Rheinische Post - Xanten and Moers
Wer sehen will, muss die Augen schließen
Wir schließen die Lider, um besser nach innen spüren und hören zu können. Alles, was lebt, braucht Licht, aber ebenso die Dunkelheit.
In diesem Jahr nehme ich die Dunkelheit bewusster wahr. Energiesparen ist angesagt. Öffentliche Gebäude werden nicht angestrahlt. In meinem Haus gehe ich sparsamer mit der Zimmerbeleuchtung um. Alles, was lebt, braucht Licht, aber es bedarf auch der Dunkelheit. Ausreichende Nachtruhe ist ein Segen. Nur so ist man gerüstet für einen neuen Tag und bleibt gesund an Leib und Seele. Jeder Mensch kommt, wenn die Zeit gekommen ist, aus dem Dunkel der Gebärmutter in das Licht der Welt.
Der Maler Paul Gauguin hat einmal gesagt: Wer sehen will, muss die Augen schließen. Er hat dabei wohl weniger an Schlaf und Traum gedacht. Wie oft schließen wir die Augen, wenn wir eine Sache intensiver wahrnehmen wollen, eine Musik, die Sonne im Gesicht, manchmal auch einen Schmerz. Dann schließen wir die Lider, um besser nach innen spüren und hören zu können. Nicht die Augen vor der Welt zu verschließen ist gemeint, aber die Augen mitten in der Welt zu schließen, um für kurze Zeit mehr bei sich zu sein, in der eigenen Seelenkammer.
Im Evangelium des Matthäus, im sechsten Kapitel, finde ich einen ähnlichen Gedanken. Da lese ich: „Wenn du betest, gehe in deine Kammer und schließ die Tür zu; dann bete zu Gott, der im Verborgenen ist.“Ich denke, es geht nicht darum, die Tür vor der Welt zu verschließen, sondern in der Verborgenheit der persönlichen
Beziehung zu Gott die Gedanken und Gefühle, das Erlebte und Erlittene von Gott belichten zu lassen. Was sich daraus ergibt, liegt nicht in meiner Hand. Ich bleibe offen für das, was sich zeigt.

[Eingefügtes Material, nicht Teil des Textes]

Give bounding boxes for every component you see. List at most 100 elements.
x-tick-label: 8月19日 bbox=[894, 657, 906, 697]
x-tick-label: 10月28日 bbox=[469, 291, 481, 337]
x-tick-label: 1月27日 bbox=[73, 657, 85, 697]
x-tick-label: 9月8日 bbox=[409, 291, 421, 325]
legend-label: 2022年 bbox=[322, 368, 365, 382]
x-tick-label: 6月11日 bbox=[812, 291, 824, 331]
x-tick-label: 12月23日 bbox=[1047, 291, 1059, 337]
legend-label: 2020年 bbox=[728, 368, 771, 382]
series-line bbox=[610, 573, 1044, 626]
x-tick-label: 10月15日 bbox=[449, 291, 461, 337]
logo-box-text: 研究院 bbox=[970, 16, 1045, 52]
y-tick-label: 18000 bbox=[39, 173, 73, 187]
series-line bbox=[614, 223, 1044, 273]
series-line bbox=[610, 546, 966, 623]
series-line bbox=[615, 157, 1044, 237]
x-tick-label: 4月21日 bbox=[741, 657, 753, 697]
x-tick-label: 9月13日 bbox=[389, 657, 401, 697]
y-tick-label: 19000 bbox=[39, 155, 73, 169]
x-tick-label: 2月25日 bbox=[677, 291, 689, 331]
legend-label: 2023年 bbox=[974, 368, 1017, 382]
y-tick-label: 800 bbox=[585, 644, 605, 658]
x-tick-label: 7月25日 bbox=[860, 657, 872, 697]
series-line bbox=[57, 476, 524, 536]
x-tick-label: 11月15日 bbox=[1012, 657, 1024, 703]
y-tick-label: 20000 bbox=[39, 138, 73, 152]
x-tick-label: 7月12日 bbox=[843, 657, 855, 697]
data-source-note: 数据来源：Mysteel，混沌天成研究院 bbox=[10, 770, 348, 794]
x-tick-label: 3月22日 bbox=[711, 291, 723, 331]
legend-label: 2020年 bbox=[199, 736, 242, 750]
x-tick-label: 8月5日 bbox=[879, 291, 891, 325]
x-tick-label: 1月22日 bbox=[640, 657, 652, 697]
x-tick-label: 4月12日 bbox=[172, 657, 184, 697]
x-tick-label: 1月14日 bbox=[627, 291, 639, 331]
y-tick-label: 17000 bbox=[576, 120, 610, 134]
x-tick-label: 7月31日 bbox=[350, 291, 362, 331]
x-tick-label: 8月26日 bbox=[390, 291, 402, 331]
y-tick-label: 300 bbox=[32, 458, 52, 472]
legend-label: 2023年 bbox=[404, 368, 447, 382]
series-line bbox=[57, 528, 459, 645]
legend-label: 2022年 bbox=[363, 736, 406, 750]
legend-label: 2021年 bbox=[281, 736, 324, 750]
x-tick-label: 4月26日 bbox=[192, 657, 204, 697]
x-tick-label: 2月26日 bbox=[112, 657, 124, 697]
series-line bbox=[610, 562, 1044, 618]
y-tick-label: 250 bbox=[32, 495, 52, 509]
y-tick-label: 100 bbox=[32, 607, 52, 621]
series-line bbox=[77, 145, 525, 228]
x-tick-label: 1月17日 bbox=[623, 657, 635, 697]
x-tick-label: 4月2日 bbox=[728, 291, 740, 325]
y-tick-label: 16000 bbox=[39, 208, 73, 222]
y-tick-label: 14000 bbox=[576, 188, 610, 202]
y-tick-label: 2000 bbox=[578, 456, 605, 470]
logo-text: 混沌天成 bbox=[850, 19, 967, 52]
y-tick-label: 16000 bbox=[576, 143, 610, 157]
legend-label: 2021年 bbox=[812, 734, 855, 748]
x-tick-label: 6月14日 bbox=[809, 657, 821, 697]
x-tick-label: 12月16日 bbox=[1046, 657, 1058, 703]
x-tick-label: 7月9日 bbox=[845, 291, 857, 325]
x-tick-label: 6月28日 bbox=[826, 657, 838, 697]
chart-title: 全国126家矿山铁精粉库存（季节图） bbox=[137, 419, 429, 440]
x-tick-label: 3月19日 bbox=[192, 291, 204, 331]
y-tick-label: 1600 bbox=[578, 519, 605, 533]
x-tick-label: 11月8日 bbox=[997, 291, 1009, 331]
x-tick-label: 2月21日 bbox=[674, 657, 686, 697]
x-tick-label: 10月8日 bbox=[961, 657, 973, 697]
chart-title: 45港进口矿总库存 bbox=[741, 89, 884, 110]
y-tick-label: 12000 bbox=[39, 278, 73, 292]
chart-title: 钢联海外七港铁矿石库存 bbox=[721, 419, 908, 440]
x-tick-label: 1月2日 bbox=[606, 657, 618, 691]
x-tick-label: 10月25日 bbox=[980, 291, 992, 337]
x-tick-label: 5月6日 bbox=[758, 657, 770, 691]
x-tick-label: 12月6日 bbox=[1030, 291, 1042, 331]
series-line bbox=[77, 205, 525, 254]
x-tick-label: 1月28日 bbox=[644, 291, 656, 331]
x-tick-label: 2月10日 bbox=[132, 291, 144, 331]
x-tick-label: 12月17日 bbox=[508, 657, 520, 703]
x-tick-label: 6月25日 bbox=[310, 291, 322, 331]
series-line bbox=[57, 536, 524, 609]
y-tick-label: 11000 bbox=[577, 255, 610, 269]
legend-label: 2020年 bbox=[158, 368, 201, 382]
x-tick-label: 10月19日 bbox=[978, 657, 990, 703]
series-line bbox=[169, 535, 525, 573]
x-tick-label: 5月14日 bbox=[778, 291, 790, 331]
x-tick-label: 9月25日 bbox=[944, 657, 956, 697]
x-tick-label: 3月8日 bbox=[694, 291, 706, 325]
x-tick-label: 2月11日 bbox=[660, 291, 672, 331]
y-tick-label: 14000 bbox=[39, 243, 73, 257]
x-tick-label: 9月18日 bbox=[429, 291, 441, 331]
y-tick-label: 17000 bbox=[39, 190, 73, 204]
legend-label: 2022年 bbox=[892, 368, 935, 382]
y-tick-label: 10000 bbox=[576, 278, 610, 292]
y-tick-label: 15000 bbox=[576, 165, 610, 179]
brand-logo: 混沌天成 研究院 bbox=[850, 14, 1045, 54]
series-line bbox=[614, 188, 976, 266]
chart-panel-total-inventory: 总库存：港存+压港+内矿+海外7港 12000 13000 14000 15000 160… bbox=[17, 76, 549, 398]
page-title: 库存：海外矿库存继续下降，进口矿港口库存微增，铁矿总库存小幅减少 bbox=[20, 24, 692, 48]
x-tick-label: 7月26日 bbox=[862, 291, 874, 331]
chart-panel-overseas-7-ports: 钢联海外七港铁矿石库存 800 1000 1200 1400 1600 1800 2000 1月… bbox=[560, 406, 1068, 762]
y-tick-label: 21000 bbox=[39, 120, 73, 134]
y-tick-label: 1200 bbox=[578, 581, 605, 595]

Alles Leben braucht Licht, aber nicht weniger braucht es auch die Dunkelheit. Geschlossene Augen sehen manchmal mehr. Vielleicht wecken die erzwungenen Dunkelheiten in der Energiekrise eine Sehnsucht nach Licht. Mit geschlossenen Augen neue Zukunft und Hoffnung spüren. Das wünsche ich im dunklen Januar und wenn die Tage langsam länger werden.